Given a MIP problem that aims at minimizing some objective function [actually: think of the TSP] and some lower bound that's valid for all optimal solutions: for what (technical?) reason[s] wouldn't you feed this bound as ">=" constraint to your [favo(u)rite] MIP solver [Gurobi, CPLEX, ...]?
asked
fbahr ♦ |

If your objective function is a single variable, feel free to enter it as a lower bound on the variable. Otherwise, the danger is that you add a constraint parallel to the objective function, which I think introduces dual degeneracy.
answered
Paul Rubin ♦♦ |

I remember trying this for some problems (feeding the best lower bound of a previous run as a new constraint on the objective function value), but saw no effect on CPU time. I'm not sure whether this is a general observation or something by accident.

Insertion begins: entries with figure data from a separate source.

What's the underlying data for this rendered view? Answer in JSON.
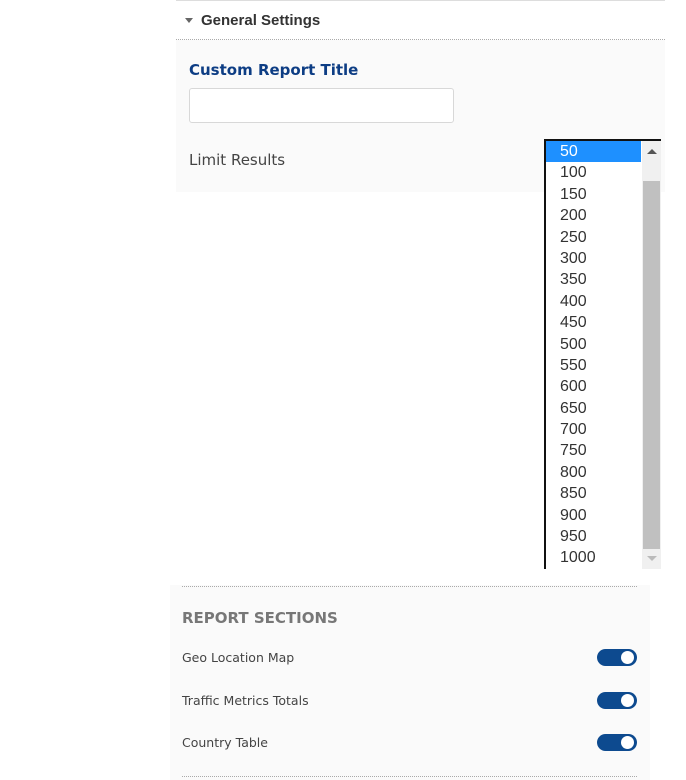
{
  "general": {
    "title": "General Settings",
    "custom_title_label": "Custom Report Title",
    "custom_title_value": "",
    "limit_label": "Limit Results",
    "limit_options": [
      "50",
      "100",
      "150",
      "200",
      "250",
      "300",
      "350",
      "400",
      "450",
      "500",
      "550",
      "600",
      "650",
      "700",
      "750",
      "800",
      "850",
      "900",
      "950",
      "1000"
    ],
    "limit_selected": "50"
  },
  "report_sections": {
    "title": "REPORT SECTIONS",
    "items": [
      {
        "label": "Geo Location Map",
        "enabled": true
      },
      {
        "label": "Traffic Metrics Totals",
        "enabled": true
      },
      {
        "label": "Country Table",
        "enabled": true
      }
    ]
  },
  "colors": {
    "accent": "#0d4a8f",
    "selected": "#1e90ff",
    "label": "#0d3d84"
  }
}
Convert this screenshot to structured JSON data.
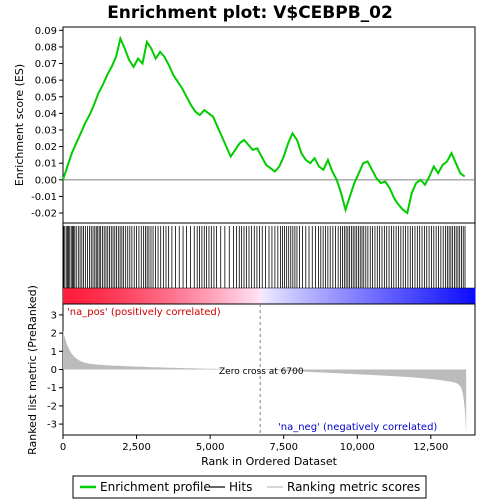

Quick comment : It has pros and cons and is model dependent. A few things come to mind on the pros side. It may provide extra bound tightenings for presolve, which can help make further reductions and also help dual simplex in node solves. Further more nodes can be found LP infeasible with this constraint and feasible without i.e nodes might be pruned faster. On the cons side, adding an extra constraint parallel with the objective might be a bad idea as Paul mention. Also the objective is often relative dense compared to constraints, so we might make node solves more dense for no gain.